Author: John Ramspott, Used Under Creative Commons License

In order to be elected to a Senate seat in the state of Georgia, a candidate must beat their opponents with over 50 percent of the vote. During the general election on November 3, in which two Senate races were on the ballot in Georgia, none of the four current candidates met this threshold, resulting in a rematch in the form of a special runoff election. With 98 percent of the vote now counted, the Associated Press, ABC News and NBC News have declared that the Democratic candidates were victorious in both races. Raphael Warnock, a black minister from Atlanta, defeated incumbent Kelly Loeffler with 50.6 percent of the vote, projecting him to be not only Georgia’s first Democratic Senator in a decade, but also its first black Senator. Simultaneously, Jon Ossoff, a Jewish investigative crime journalist and Georgia native, defeated incumbent David Perdue at 50.31 percent.
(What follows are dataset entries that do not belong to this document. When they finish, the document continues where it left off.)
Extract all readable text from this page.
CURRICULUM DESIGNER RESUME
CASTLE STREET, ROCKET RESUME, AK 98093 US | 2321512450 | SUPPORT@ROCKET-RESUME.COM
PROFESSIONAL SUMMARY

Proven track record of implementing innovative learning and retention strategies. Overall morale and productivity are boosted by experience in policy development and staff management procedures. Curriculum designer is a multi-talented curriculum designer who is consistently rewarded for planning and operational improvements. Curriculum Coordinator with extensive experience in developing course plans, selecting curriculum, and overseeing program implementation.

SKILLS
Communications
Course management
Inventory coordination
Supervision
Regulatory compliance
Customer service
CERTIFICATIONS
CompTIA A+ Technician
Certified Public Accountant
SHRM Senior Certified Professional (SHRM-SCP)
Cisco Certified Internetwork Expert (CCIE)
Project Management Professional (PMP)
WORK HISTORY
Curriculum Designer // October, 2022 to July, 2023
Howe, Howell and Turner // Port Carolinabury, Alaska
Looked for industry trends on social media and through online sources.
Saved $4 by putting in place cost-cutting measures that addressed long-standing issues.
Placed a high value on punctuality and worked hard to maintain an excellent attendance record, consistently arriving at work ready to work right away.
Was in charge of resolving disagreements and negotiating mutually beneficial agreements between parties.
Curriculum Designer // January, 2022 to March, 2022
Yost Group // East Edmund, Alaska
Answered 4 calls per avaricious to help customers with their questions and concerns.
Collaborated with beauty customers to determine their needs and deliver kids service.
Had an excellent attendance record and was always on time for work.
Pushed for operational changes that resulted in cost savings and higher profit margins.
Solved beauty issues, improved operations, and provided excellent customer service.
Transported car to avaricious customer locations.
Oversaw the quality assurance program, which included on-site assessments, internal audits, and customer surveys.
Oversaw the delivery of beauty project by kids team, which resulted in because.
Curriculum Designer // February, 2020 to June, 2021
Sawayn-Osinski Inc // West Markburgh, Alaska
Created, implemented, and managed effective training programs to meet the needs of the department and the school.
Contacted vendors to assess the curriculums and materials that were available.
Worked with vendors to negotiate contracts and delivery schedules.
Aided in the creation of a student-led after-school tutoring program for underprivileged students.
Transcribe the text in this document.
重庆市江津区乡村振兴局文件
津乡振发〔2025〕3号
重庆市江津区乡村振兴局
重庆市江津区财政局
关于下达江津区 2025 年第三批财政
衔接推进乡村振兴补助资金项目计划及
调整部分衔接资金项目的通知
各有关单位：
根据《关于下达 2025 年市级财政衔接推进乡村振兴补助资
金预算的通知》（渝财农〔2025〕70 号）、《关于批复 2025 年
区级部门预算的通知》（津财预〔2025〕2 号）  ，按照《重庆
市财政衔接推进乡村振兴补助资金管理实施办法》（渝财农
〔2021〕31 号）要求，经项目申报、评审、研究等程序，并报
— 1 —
The results of the Georgia runoffs are both a monumental moment in modern American history due to the diversity of the candidates as well as uniquely impactful in the lives of those of us living outside Georgia. Flipping two formerly Republican seats will shift the balance of power in the Senate to a Democratic majority, giving incoming President-elect Joe Biden the power to move ahead with tackling issues substantially important to his platform that would likely have been stalled in a Republican-controlled congress. House Representative Pramila Jayapal, whose congressional district stretches from Tacoma to Edmonds and includes most of Seattle, summarizes the importance of the Georgia runoffs in a tweet ( as such: “Victory in Georgia must lead to transformative change across America! Recurring survival checks, union jobs that pay a living wage, guaranteed health care, racial justice, voting rights, immigration reform, climate action, repro[ductive] justice, education and much more.”